The other day I linked to Chris Morris’ piece on CNN/Money about Majesco’s troubles. The more I saw the piece linked at other blogs, the more I thought: Would we care about Majesco if not for Psychonauts? And since, as I said in the previous post, Psychonauts wasn’t actually a Majesco decision but a late pickup after Microsoft dropped it, should we care? One great publishing decision can’t make up for otherwise poor games and business decisions.
But there’s something else to this story, and it ties into the issue of gaming press as PR, Dan Hsu’s paeans to integrity, and all that. Psychonauts was released for the PlayStation 2 on June 21 last year (it had already been released for the Xbox), the same day Destroy All Humans came out. I remember seeing them both and thinking, oh, two quirky games about aliens/weird people who sort of look like aliens. I had gotten review copies of both after they were released, and I remember noting to myself that I should make sure to try out at least Psychonauts since that was getting good reviews while Destroy All Humans was getting average reviews.
I also remember seeing Destroy All Humans ads plastered all over EB Games and a bunch of magazines, including nongame magazines. I feel like it was on the cover of at least one gaming mag, but can’t remember for sure. But I don’t remember seeing anything beyond the reviews for Psychonauts. Most of this is obviously Majesco’s doing. That’s not to blame the company; it might not have made sense to have an advertising blitz like Destroy all Humans had. Majesco’s ad budget, however, doesn’t explain why gaming magazines didn’t push Psychonauts more. For all the recent laments about Majesco and Psychonauts, where were the Raz covers in July, the Second Looks in August? I know cover real estate is precious and a delicate situation — in any entertainment magazine, not just video game mags — but you’d have thought by all the retroactive love that someone would have tried to give a great, unheralded game a boost somehow.
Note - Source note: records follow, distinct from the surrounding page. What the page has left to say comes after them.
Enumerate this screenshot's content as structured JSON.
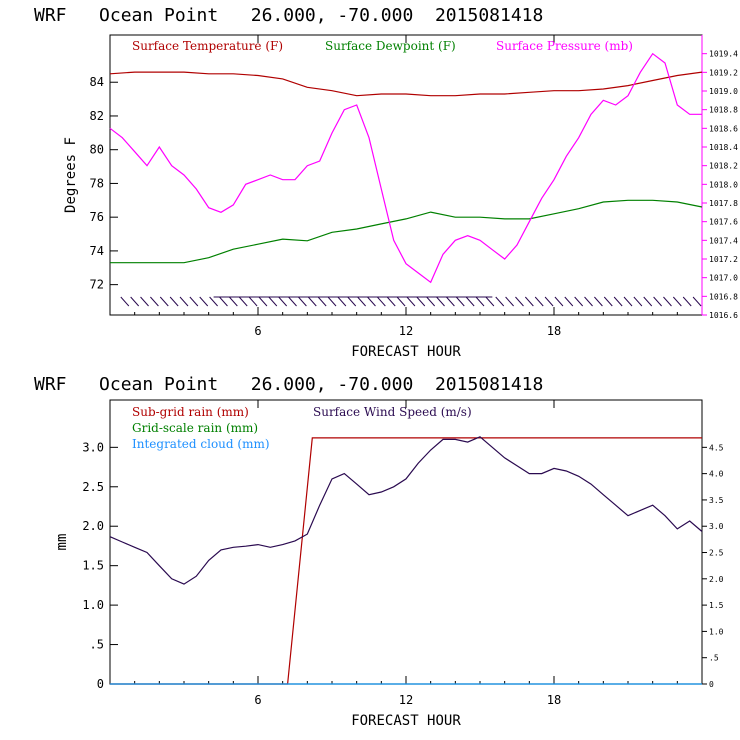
{
  "chart_data": [
    {
      "type": "line",
      "title": "WRF   Ocean Point   26.000, -70.000  2015081418",
      "xlabel": "FORECAST HOUR",
      "ylabel": "Degrees F",
      "xlim": [
        0,
        24
      ],
      "ylim": [
        70.2,
        86.8
      ],
      "x_ticks": [
        6,
        12,
        18
      ],
      "y_ticks": [
        72,
        74,
        76,
        78,
        80,
        82,
        84
      ],
      "y2_label": "",
      "y2lim": [
        1016.6,
        1019.6
      ],
      "y2_ticks": [
        "1016.6",
        "1016.8",
        "1017.0",
        "1017.2",
        "1017.4",
        "1017.6",
        "1017.8",
        "1018.0",
        "1018.2",
        "1018.4",
        "1018.6",
        "1018.8",
        "1019.0",
        "1019.2",
        "1019.4"
      ],
      "legend_placement": "top-left",
      "series": [
        {
          "name": "Surface Temperature (F)",
          "color": "#b00000",
          "axis": "left",
          "x": [
            0,
            1,
            2,
            3,
            4,
            5,
            6,
            7,
            8,
            9,
            10,
            11,
            12,
            13,
            14,
            15,
            16,
            17,
            18,
            19,
            20,
            21,
            22,
            23,
            24
          ],
          "values": [
            84.5,
            84.6,
            84.6,
            84.6,
            84.5,
            84.5,
            84.4,
            84.2,
            83.7,
            83.5,
            83.2,
            83.3,
            83.3,
            83.2,
            83.2,
            83.3,
            83.3,
            83.4,
            83.5,
            83.5,
            83.6,
            83.8,
            84.1,
            84.4,
            84.6
          ]
        },
        {
          "name": "Surface Dewpoint (F)",
          "color": "#008000",
          "axis": "left",
          "x": [
            0,
            1,
            2,
            3,
            4,
            5,
            6,
            7,
            8,
            9,
            10,
            11,
            12,
            13,
            14,
            15,
            16,
            17,
            18,
            19,
            20,
            21,
            22,
            23,
            24
          ],
          "values": [
            73.3,
            73.3,
            73.3,
            73.3,
            73.6,
            74.1,
            74.4,
            74.7,
            74.6,
            75.1,
            75.3,
            75.6,
            75.9,
            76.3,
            76.0,
            76.0,
            75.9,
            75.9,
            76.2,
            76.5,
            76.9,
            77.0,
            77.0,
            76.9,
            76.6
          ]
        },
        {
          "name": "Surface Pressure (mb)",
          "color": "#ff00ff",
          "axis": "right",
          "x": [
            0,
            0.5,
            1,
            1.5,
            2,
            2.5,
            3,
            3.5,
            4,
            4.5,
            5,
            5.5,
            6,
            6.5,
            7,
            7.5,
            8,
            8.5,
            9,
            9.5,
            10,
            10.5,
            11,
            11.5,
            12,
            12.5,
            13,
            13.5,
            14,
            14.5,
            15,
            15.5,
            16,
            16.5,
            17,
            17.5,
            18,
            18.5,
            19,
            19.5,
            20,
            20.5,
            21,
            21.5,
            22,
            22.5,
            23,
            23.5,
            24
          ],
          "values": [
            1018.6,
            1018.5,
            1018.35,
            1018.2,
            1018.4,
            1018.2,
            1018.1,
            1017.95,
            1017.75,
            1017.7,
            1017.78,
            1018.0,
            1018.05,
            1018.1,
            1018.05,
            1018.05,
            1018.2,
            1018.25,
            1018.55,
            1018.8,
            1018.85,
            1018.5,
            1017.95,
            1017.4,
            1017.15,
            1017.05,
            1016.95,
            1017.25,
            1017.4,
            1017.45,
            1017.4,
            1017.3,
            1017.2,
            1017.35,
            1017.6,
            1017.85,
            1018.05,
            1018.3,
            1018.5,
            1018.75,
            1018.9,
            1018.85,
            1018.95,
            1019.2,
            1019.4,
            1019.3,
            1018.85,
            1018.75,
            1018.75
          ]
        }
      ]
    },
    {
      "type": "line",
      "title": "WRF   Ocean Point   26.000, -70.000  2015081418",
      "xlabel": "FORECAST HOUR",
      "ylabel": "mm",
      "xlim": [
        0,
        24
      ],
      "ylim": [
        0,
        3.6
      ],
      "x_ticks": [
        6,
        12,
        18
      ],
      "y_ticks": [
        "0",
        ".5",
        "1.0",
        "1.5",
        "2.0",
        "2.5",
        "3.0"
      ],
      "y2_label": "",
      "y2lim": [
        0,
        5.4
      ],
      "y2_ticks": [
        "0",
        ".5",
        "1.0",
        "1.5",
        "2.0",
        "2.5",
        "3.0",
        "3.5",
        "4.0",
        "4.5"
      ],
      "legend_placement": "top-left",
      "series": [
        {
          "name": "Sub-grid rain (mm)",
          "color": "#b00000",
          "axis": "left",
          "x": [
            0,
            7.2,
            8.2,
            24
          ],
          "values": [
            0,
            0,
            3.12,
            3.12
          ]
        },
        {
          "name": "Grid-scale rain (mm)",
          "color": "#008000",
          "axis": "left",
          "x": [
            0,
            24
          ],
          "values": [
            0,
            0
          ]
        },
        {
          "name": "Integrated cloud (mm)",
          "color": "#1e90ff",
          "axis": "left",
          "x": [
            0,
            24
          ],
          "values": [
            0,
            0
          ]
        },
        {
          "name": "Surface Wind Speed (m/s)",
          "color": "#2a0a50",
          "axis": "right",
          "x": [
            0,
            0.5,
            1,
            1.5,
            2,
            2.5,
            3,
            3.5,
            4,
            4.5,
            5,
            5.5,
            6,
            6.5,
            7,
            7.5,
            8,
            8.5,
            9,
            9.5,
            10,
            10.5,
            11,
            11.5,
            12,
            12.5,
            13,
            13.5,
            14,
            14.5,
            15,
            15.5,
            16,
            16.5,
            17,
            17.5,
            18,
            18.5,
            19,
            19.5,
            20,
            20.5,
            21,
            21.5,
            22,
            22.5,
            23,
            23.5,
            24
          ],
          "values": [
            2.8,
            2.7,
            2.6,
            2.5,
            2.25,
            2.0,
            1.9,
            2.05,
            2.35,
            2.55,
            2.6,
            2.62,
            2.65,
            2.6,
            2.65,
            2.72,
            2.85,
            3.4,
            3.9,
            4.0,
            3.8,
            3.6,
            3.65,
            3.75,
            3.9,
            4.2,
            4.45,
            4.65,
            4.65,
            4.6,
            4.7,
            4.5,
            4.3,
            4.15,
            4.0,
            4.0,
            4.1,
            4.05,
            3.95,
            3.8,
            3.6,
            3.4,
            3.2,
            3.3,
            3.4,
            3.2,
            2.95,
            3.1,
            2.9
          ]
        }
      ]
    }
  ]
}
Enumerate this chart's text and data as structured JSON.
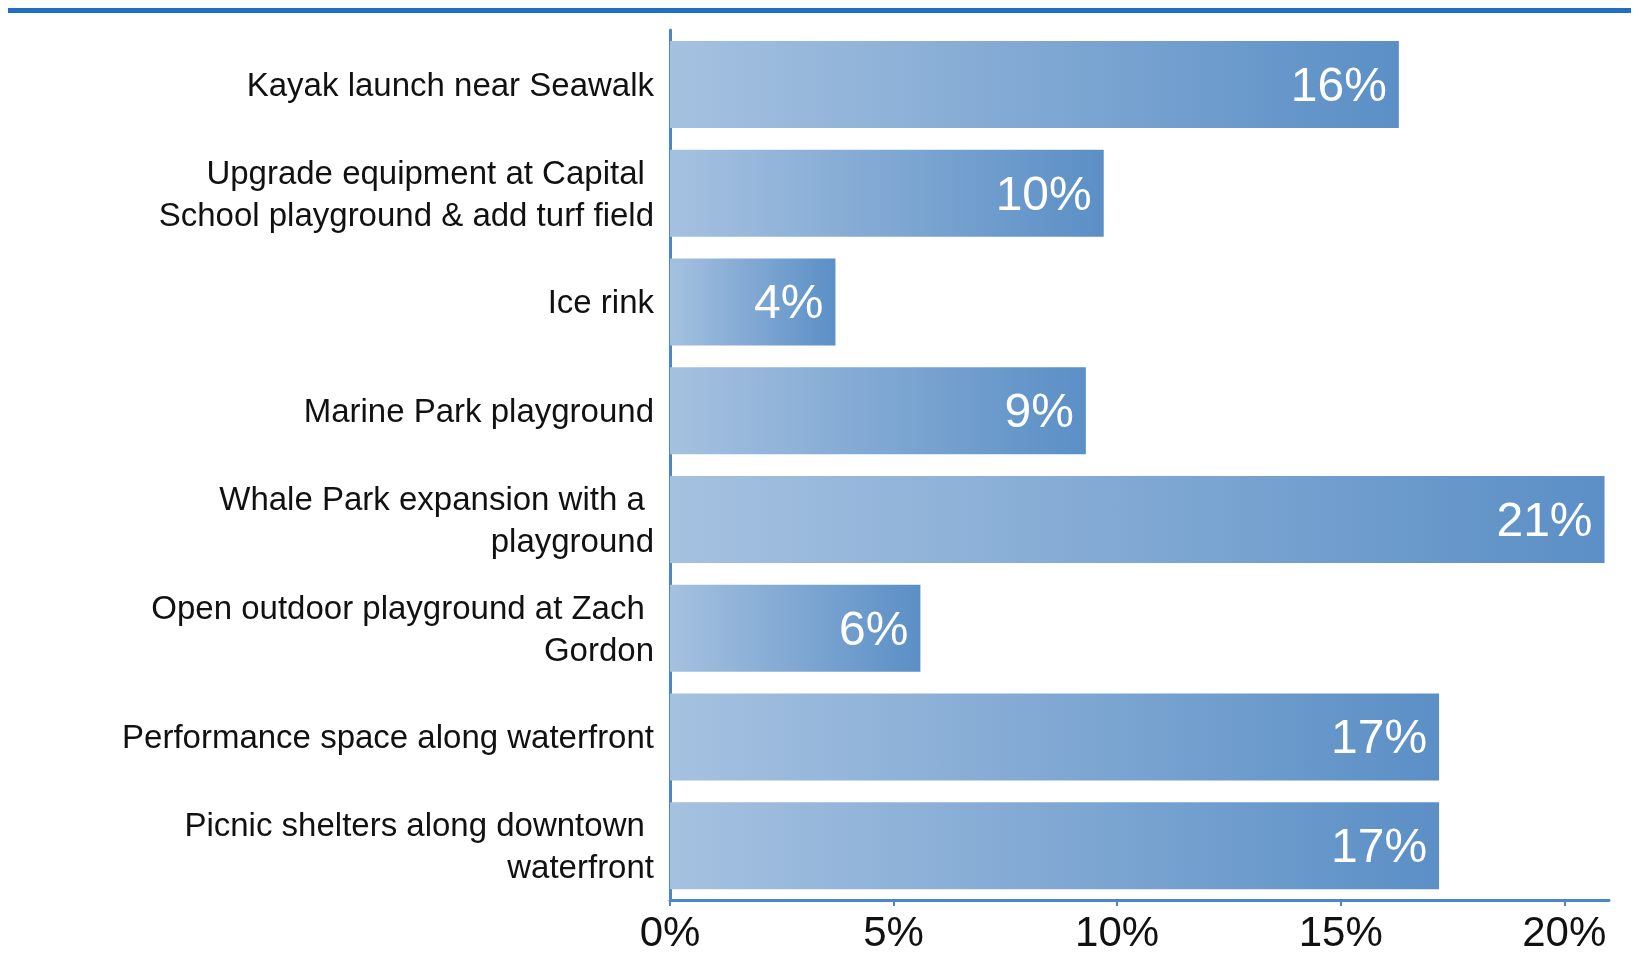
{
  "chart_data": {
    "type": "bar",
    "orientation": "horizontal",
    "categories": [
      "Kayak launch near Seawalk",
      "Upgrade equipment at Capital School playground & add turf field",
      "Ice rink",
      "Marine Park playground",
      "Whale Park expansion with a playground",
      "Open outdoor playground at Zach Gordon",
      "Performance space along waterfront",
      "Picnic shelters along downtown waterfront"
    ],
    "values": [
      16.3,
      9.7,
      3.7,
      9.3,
      20.9,
      5.6,
      17.2,
      17.2
    ],
    "value_labels": [
      "16%",
      "10%",
      "4%",
      "9%",
      "21%",
      "6%",
      "17%",
      "17%"
    ],
    "color": "#5b8fc6",
    "xlim": [
      0,
      21
    ],
    "xticks": [
      {
        "value": 0,
        "label": "0%"
      },
      {
        "value": 5,
        "label": "5%"
      },
      {
        "value": 10,
        "label": "10%"
      },
      {
        "value": 15,
        "label": "15%"
      },
      {
        "value": 20,
        "label": "20%"
      }
    ],
    "grid": false
  }
}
I realize also that good press can only go so far; critically acclaimed movies tank at the box office all the time. Moreover, the gaming mags have given lots of space to God of War and Shadow of the Colossus, which didn’t come with blockbuster or franchise credentials. Still, I’d love for Hsu or other magazine editors to explain more just how they decide on coverage and cover stories. I have no reason to think the game magazines are any different from, say, Entertainment Weekly or even Cosmo in this regard. But there’s more to integrity than just refusing overt pay-for-play.